First, we will look at a comparison between accuracy and cost for the unchanged example, where cost is the basis used to solve the problem.



# Original Surface Generated by Rosenbrock Function

![N5-Original.png](attachment:5982f4aa-a2f9-47d6-b21f-c08cd0f6a047.png)

# Generated Surfaces (Left) and Associated Error (Right) - Linear, Quadratic, Cubic, Quartic

![N5-Generated.png](attachment:3b0ccd46-b4ab-4f16-9303-e511cc7f30a1.png)
![N5-Error.png](attachment:25ea9791-ce20-4d5c-887a-db0fbe1281f9.png)

Note that quartic error is very small (E-12) with only 25 samples!

Now we will take a look at what happens when we quadruple the sample size - note that the runtime is nearly 4x as well.

# Original Surface Generated by Rosenbrock Function

![N10-Original.png](attachment:e1c98acf-1b97-4654-9429-ccd02d5b0400.png)

# Generated Surfaces (Left) and Associated Error (Right) - Linear, Quadratic, Cubic, Quartic

![N10-Generated.png](attachment:5196df57-7a31-4ce5-b7b3-9e22f4cdd1b9.png)
![N10-Error.png](attachment:5877c4ed-d0ae-4146-a6c8-61808623c3b0.png)

Now we can see that linear error has dropped by about 5 fold, Quadratic by nearly 10 fold, and Cubic by 25 fold! Quartic error is nearly eliminated except for areas with a large gradient.

# Questions About the Software

In non-linear systems, how does the program decide what features of a given surface are important? 

What tolerances are used when dropping variables out to determine if the surface is still representative?

# Experiment Proposal

It would be very interesting to apply this software to a chemical reactor system, where kinetic equations are well defined and exist in the polynomial basis. Concentration profiles are available for a wide variety of systems, so there would be a lot of data to choose from. 

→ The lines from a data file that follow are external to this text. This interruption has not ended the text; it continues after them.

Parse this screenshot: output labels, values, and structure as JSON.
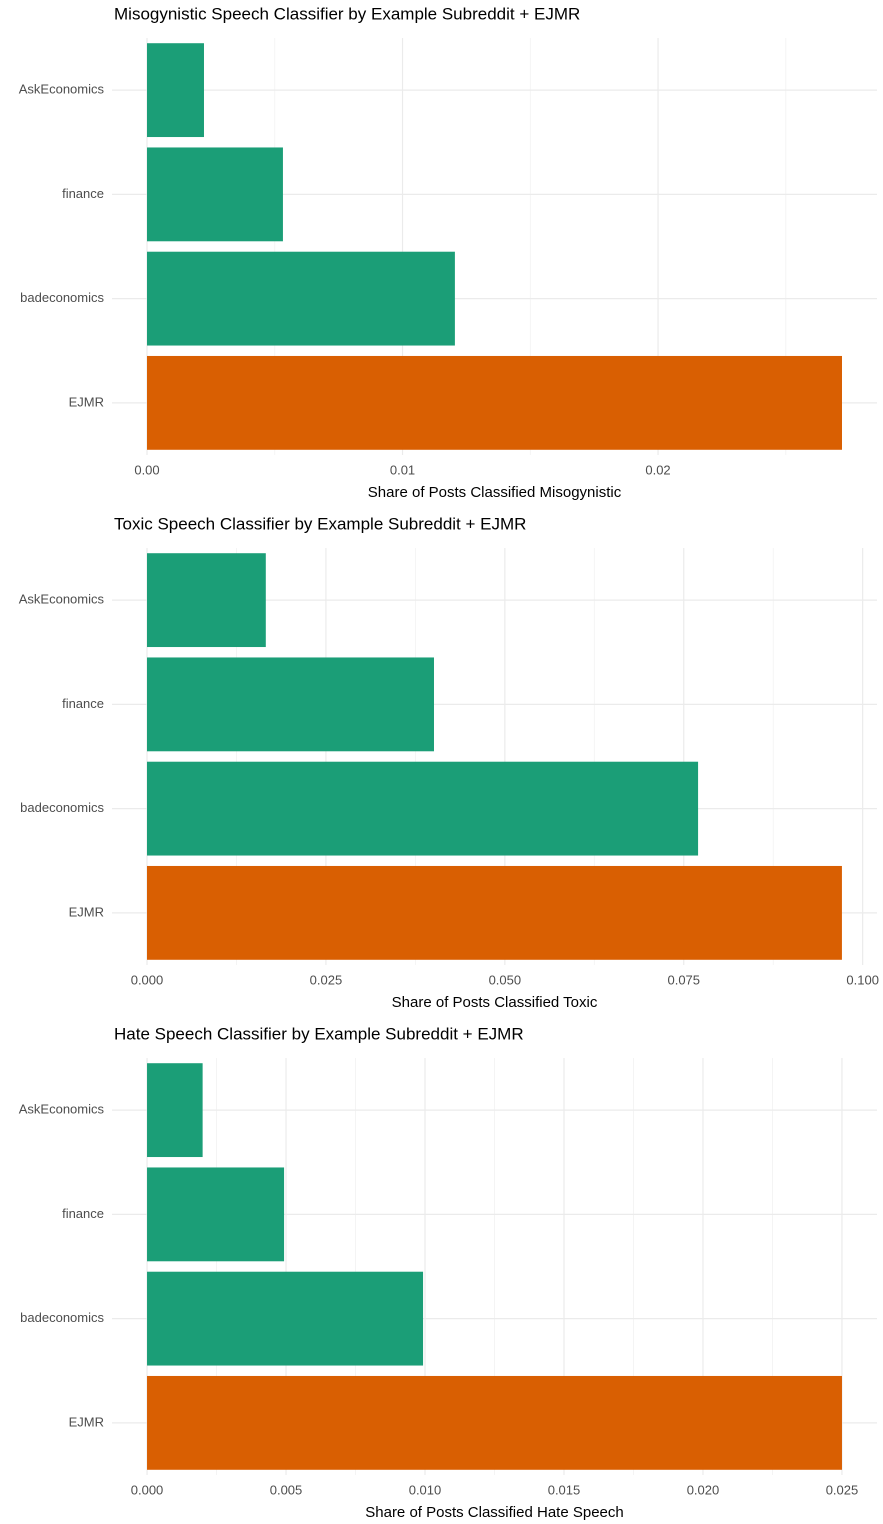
{
  "chart_data": [
    {
      "type": "barh",
      "title": "Misogynistic Speech Classifier by Example Subreddit + EJMR",
      "x_label": "Share of Posts Classified Misogynistic",
      "categories": [
        "AskEconomics",
        "finance",
        "badeconomics",
        "EJMR"
      ],
      "values": [
        0.00223,
        0.00532,
        0.01205,
        0.0272
      ],
      "colors": [
        "#1b9e77",
        "#1b9e77",
        "#1b9e77",
        "#d95f02"
      ],
      "xlim": [
        -0.00137,
        0.02857
      ],
      "xticks": [
        {
          "value": 0,
          "label": "0.00"
        },
        0.01,
        0.02
      ],
      "xminor": [
        0.005,
        0.015,
        0.025
      ],
      "grid": true
    },
    {
      "type": "barh",
      "title": "Toxic Speech Classifier by Example Subreddit + EJMR",
      "x_label": "Share of Posts Classified Toxic",
      "categories": [
        "AskEconomics",
        "finance",
        "badeconomics",
        "EJMR"
      ],
      "values": [
        0.0166,
        0.0401,
        0.077,
        0.0971
      ],
      "colors": [
        "#1b9e77",
        "#1b9e77",
        "#1b9e77",
        "#d95f02"
      ],
      "xlim": [
        -0.00489,
        0.102
      ],
      "xticks": [
        {
          "value": 0,
          "label": "0.000"
        },
        0.025,
        {
          "value": 0.05,
          "label": "0.050"
        },
        0.075,
        {
          "value": 0.1,
          "label": "0.100"
        }
      ],
      "xminor": [
        0.0125,
        0.0375,
        0.0625,
        0.0875
      ],
      "grid": true
    },
    {
      "type": "barh",
      "title": "Hate Speech Classifier by Example Subreddit + EJMR",
      "x_label": "Share of Posts Classified Hate Speech",
      "categories": [
        "AskEconomics",
        "finance",
        "badeconomics",
        "EJMR"
      ],
      "values": [
        0.002,
        0.00493,
        0.00993,
        0.025
      ],
      "colors": [
        "#1b9e77",
        "#1b9e77",
        "#1b9e77",
        "#d95f02"
      ],
      "xlim": [
        -0.00126,
        0.02626
      ],
      "xticks": [
        {
          "value": 0,
          "label": "0.000"
        },
        0.005,
        {
          "value": 0.01,
          "label": "0.010"
        },
        0.015,
        {
          "value": 0.02,
          "label": "0.020"
        },
        0.025
      ],
      "xminor": [
        0.0025,
        0.0075,
        0.0125,
        0.0175,
        0.0225
      ],
      "grid": true
    }
  ]
}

I would like to test the applicability of this software to various systems, such as zero to second order chemical reactions, and possibly systems with multiple reactions. Specifically, for reversible reactions, this type of surface visualization is imperative to designing efficient reactor conditions. Therefore, using existing chemical data, I would like to set a baseline accuracy and determine the number of samples required to represent these systems.